Only Hugh Jackman Isn’t Sad About the Wolverine Reshoots

Apparently, X-Men Origins: Wolervine director Gavin Hood is currently filming a fuck-ton of reshoots for the movie, and some nerds are worried. There’s no need to be, says Hugh Jackman, who emailed Ain’t It Cool’s Harry Knowles with some skinny and the above pic:

I wanted to reach out and let you know that due to scheduling conflicts
with certain cast members and location/weather considerations, we had
to wait until now to shoot a couple of scenes. Please rest assured that
WOLVERINE will be badass and hopefully meet all of your expectations. I
am stoked by the positive response to the teaser, which clearly
reflects the tone and scope of the film. If you like that, we’ve got
much more in store!

Whatever. Reshoots are bad news 95% of the time, because usually it’s the studio mandating things be dumber. However, since the original director is handling the reshoots and both Jackman and folks like the guys at /Film say the new shots are to bring the film up to Dark Knight standards, maybe these are actually a good thing. I can’t bring myself to get too worked up for it, because while I’m looking forward to Wolverine, I have no expectations of it being a Dark Knight.
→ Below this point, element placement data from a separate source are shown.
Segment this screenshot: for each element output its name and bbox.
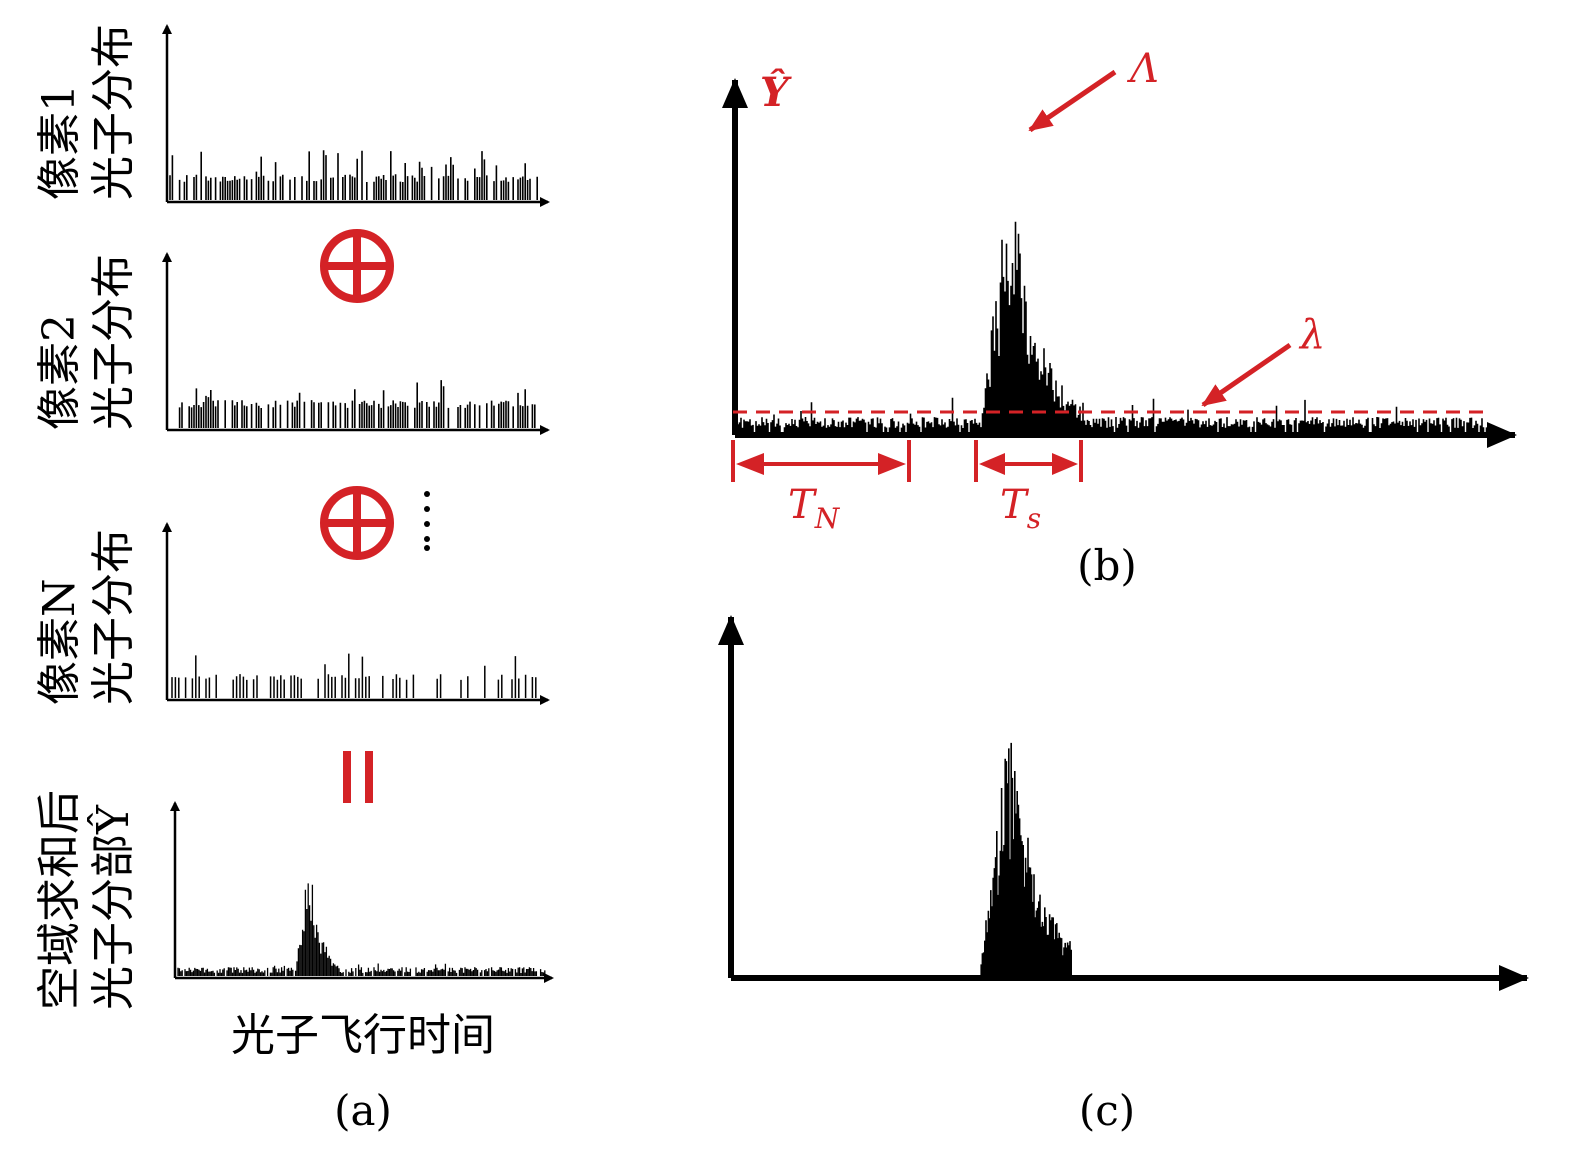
ts-label-main: T: [1000, 482, 1030, 528]
ts-arrowhead-left: [979, 453, 1005, 475]
panel-c: (c): [718, 615, 1529, 1135]
tn-label: TN: [788, 482, 841, 535]
trace-spikes: [171, 653, 537, 698]
ts-label: Ts: [1000, 482, 1041, 535]
row1-trace: [169, 150, 538, 200]
tn-arrowhead-right: [878, 453, 906, 475]
ts-label-sub: s: [1027, 502, 1041, 535]
row3-label-line1: 像素N: [34, 579, 85, 706]
row1-label-line2: 光子分布: [88, 24, 139, 200]
panel-b: Ŷ Λ λ TN Ts (b): [722, 46, 1517, 590]
tn-label-main: T: [788, 482, 818, 528]
trace-spikes: [169, 150, 538, 200]
noise-arrow: [1201, 342, 1292, 408]
x-axis-label: 光子飞行时间: [231, 1010, 495, 1061]
panel-b-trace: [737, 221, 1489, 433]
y-axis-label: Ŷ: [760, 69, 792, 116]
tn-label-sub: N: [814, 502, 841, 535]
ts-interval: [974, 440, 1083, 482]
trace-spikes: [737, 221, 1489, 433]
panel-c-trace: [980, 742, 1072, 976]
ellipsis-dots: [424, 491, 430, 551]
row2-axes: [162, 252, 550, 435]
row1-label-line1: 像素1: [34, 84, 85, 200]
peak-label: Λ: [1126, 46, 1159, 92]
ts-arrowhead-right: [1052, 453, 1078, 475]
oplus-symbol-2: [320, 486, 394, 560]
panel-a: 像素1 光子分布 像素2 光子分布 像素N 光子分布 空域求和后 光子分部Ŷ: [34, 24, 554, 1135]
tn-arrowhead-left: [736, 453, 764, 475]
noise-label: λ: [1298, 312, 1325, 358]
row4-axes: [170, 801, 554, 983]
panel-b-axes: [722, 78, 1517, 448]
row2-trace: [178, 380, 536, 428]
oplus-symbol-1: [320, 229, 394, 303]
panel-c-axes: [718, 615, 1529, 991]
caption-b: (b): [1077, 541, 1137, 590]
trace-spikes: [177, 883, 546, 976]
trace-spikes: [178, 380, 536, 428]
trace-spikes: [980, 742, 1072, 976]
row4-trace: [177, 883, 546, 976]
row3-label-line2: 光子分布: [88, 529, 139, 705]
row4-label-line1: 空域求和后: [34, 790, 85, 1010]
row4-label-line2: 光子分部Ŷ: [86, 804, 139, 1010]
row3-trace: [171, 653, 537, 698]
row1-axes: [162, 24, 550, 207]
row2-label-line2: 光子分布: [88, 254, 139, 430]
tn-interval: [731, 440, 911, 482]
peak-arrow: [1028, 69, 1117, 133]
caption-c: (c): [1079, 1086, 1135, 1135]
equals-symbol: [343, 751, 373, 803]
row2-label-line1: 像素2: [34, 314, 85, 430]
row3-axes: [162, 522, 550, 705]
caption-a: (a): [334, 1086, 392, 1135]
Besides, I’m much more concerned with why Deadpool, Gambit, Sabertooth and Silver Fox are looking down in shame in the picture. Did Jackman just fart? Can they not handle the sight of Jackman’s preposterously ripped arms? Are they all saying a prayer, and Jackman is the godless atheist? I mean, I’d understand if everyone was looking down except Ryan Reynolds as Deadpool. That sleeveless red leather vest is the most embarrassing thing ever.